Smaller tech companies with very specific capabilities to offer will likely get more traction in the market if they are partnered and integrated with more established technologies, so I like this partnership just announced between Sensormatic Solutions and Philly-based computer vision start-up VSBLTY.
Swiss-based Sensormatic is part of Johnson Controls, a global player in smart buildings, with Sensormatic focus on retail solutions that “offer retailers the ability to increase consumer engagement at the point-of-purchase and discover demographic insights driving those purchase decisions.”
“In today’s hyper-connected world, the most impactful customer experience is delivered by retailers who best understand and act on information about where, when, how and why engagement happens,” says Bjoern Petersen, Sensormatic’s President. “The partnership with VSBLTY brings a new level of insights to Sensormatic to help retailers make better business decisions. By combining our retail analytics with their data, retailers will now have the necessary insight to impact marketing and operational efficiencies that help provide better in-store customer experiences, increase associate productivity, and provide opportunities to increase revenue.”
Says the PR:
As a strategic partner, VSBLTY brings unique analytics and insight, providing complementary data streams to Sensormatic Solutions’ existing shopper insights portfolio. Integrating VSBLTY’s computer vision technology with Sensormatic IQ’s broad portfolio solutions provides retailers with enriched, actionable shopper demographic information to better understand the shopper engagement at the point of purchase.
Additionally, the partnership will help boost in-store sales through delivery of context-sensitive, targeted advertising and promotional video content throughout the store and on digital displays.

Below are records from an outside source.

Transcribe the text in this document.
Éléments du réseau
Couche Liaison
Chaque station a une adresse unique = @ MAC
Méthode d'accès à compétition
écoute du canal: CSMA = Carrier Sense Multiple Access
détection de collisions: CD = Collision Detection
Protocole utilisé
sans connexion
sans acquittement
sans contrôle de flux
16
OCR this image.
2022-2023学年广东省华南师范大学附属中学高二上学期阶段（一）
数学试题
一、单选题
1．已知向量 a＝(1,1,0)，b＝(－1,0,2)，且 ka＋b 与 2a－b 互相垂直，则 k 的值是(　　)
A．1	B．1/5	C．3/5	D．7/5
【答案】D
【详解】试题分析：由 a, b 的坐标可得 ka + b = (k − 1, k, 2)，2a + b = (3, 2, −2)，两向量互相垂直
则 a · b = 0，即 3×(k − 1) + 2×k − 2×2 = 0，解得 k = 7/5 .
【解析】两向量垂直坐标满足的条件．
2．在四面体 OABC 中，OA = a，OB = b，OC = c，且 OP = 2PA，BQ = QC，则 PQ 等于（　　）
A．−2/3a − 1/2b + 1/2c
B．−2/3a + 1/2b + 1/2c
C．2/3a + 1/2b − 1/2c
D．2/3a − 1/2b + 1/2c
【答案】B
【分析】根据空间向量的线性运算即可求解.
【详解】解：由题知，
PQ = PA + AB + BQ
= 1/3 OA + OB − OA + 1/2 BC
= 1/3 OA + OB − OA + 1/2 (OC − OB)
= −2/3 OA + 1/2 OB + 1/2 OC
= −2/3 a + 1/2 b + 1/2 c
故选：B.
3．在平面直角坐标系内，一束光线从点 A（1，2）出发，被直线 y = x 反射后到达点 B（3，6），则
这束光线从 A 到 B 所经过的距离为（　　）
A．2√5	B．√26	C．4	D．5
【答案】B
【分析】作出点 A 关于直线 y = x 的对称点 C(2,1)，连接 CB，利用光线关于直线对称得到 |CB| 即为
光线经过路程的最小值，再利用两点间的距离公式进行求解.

VSBLTY’s AI-driven computer vision capabilities are being rolled in to a pair of new products:
- Shopper Demographics: leverages camera and sensor technology with AI to accurately provide shopper demographics and sentiment analytics. The data can help retailers adapt the assortment and the point of sale activity, and evaluate how the marketing campaigns are performing to attract different shopper profiles into the stores.
- Shopper Views: uses edge and cloud-enabled AI techniques to bring brand messaging to life through targeted digital display content. When combined with a Content Management System (CMS), Shopper Views delivers custom-triggered content leveraging video, proximity-aware sensor technology and anonymized facial analytics to help enhance guest experiences while simultaneously revealing new analytics and actionable insights.
“Store as Media is a new, powerful advertising model for brands that now can inform and motivate consumers, using computer vision, right where and when purchase decisions are being made. Brands can use funds from their media budgets based on buying measurable impressions in-store that are far more valuable than traditional media vehicles,” says Jay Hutton, co-founder and CEO, VSBLTY. “The Store as Media model is the retail wave of the future. Our partnership with Sensormatic gives retailers a new revenue stream while increasing their understanding of customers’ shopping habits and demographic profiles.”
I’m a big believer in doing partnerships with well-established companies who have long-running customers and deep penetration into a vertical. It can work well when you have complementary technologies and APIs that make for relatively easy integrations that meet the needs of customers.
Big companies like Johnson Controls, which has more than 100,000 people globally, could likely hire the AI and data science people to develop their own computer vision capabilities – especially when there is open source stuff like Intel OpenVino that fast-tracks development. But partnering is easier and faster, and usually better, because the partner focuses on the technology, as opposed to it being an in-house R&D output.
For companies like VSBLTY, this gets them exposed to deals that would likely be much harder to get at as a small company with limited awareness in the retail tech ecosystem.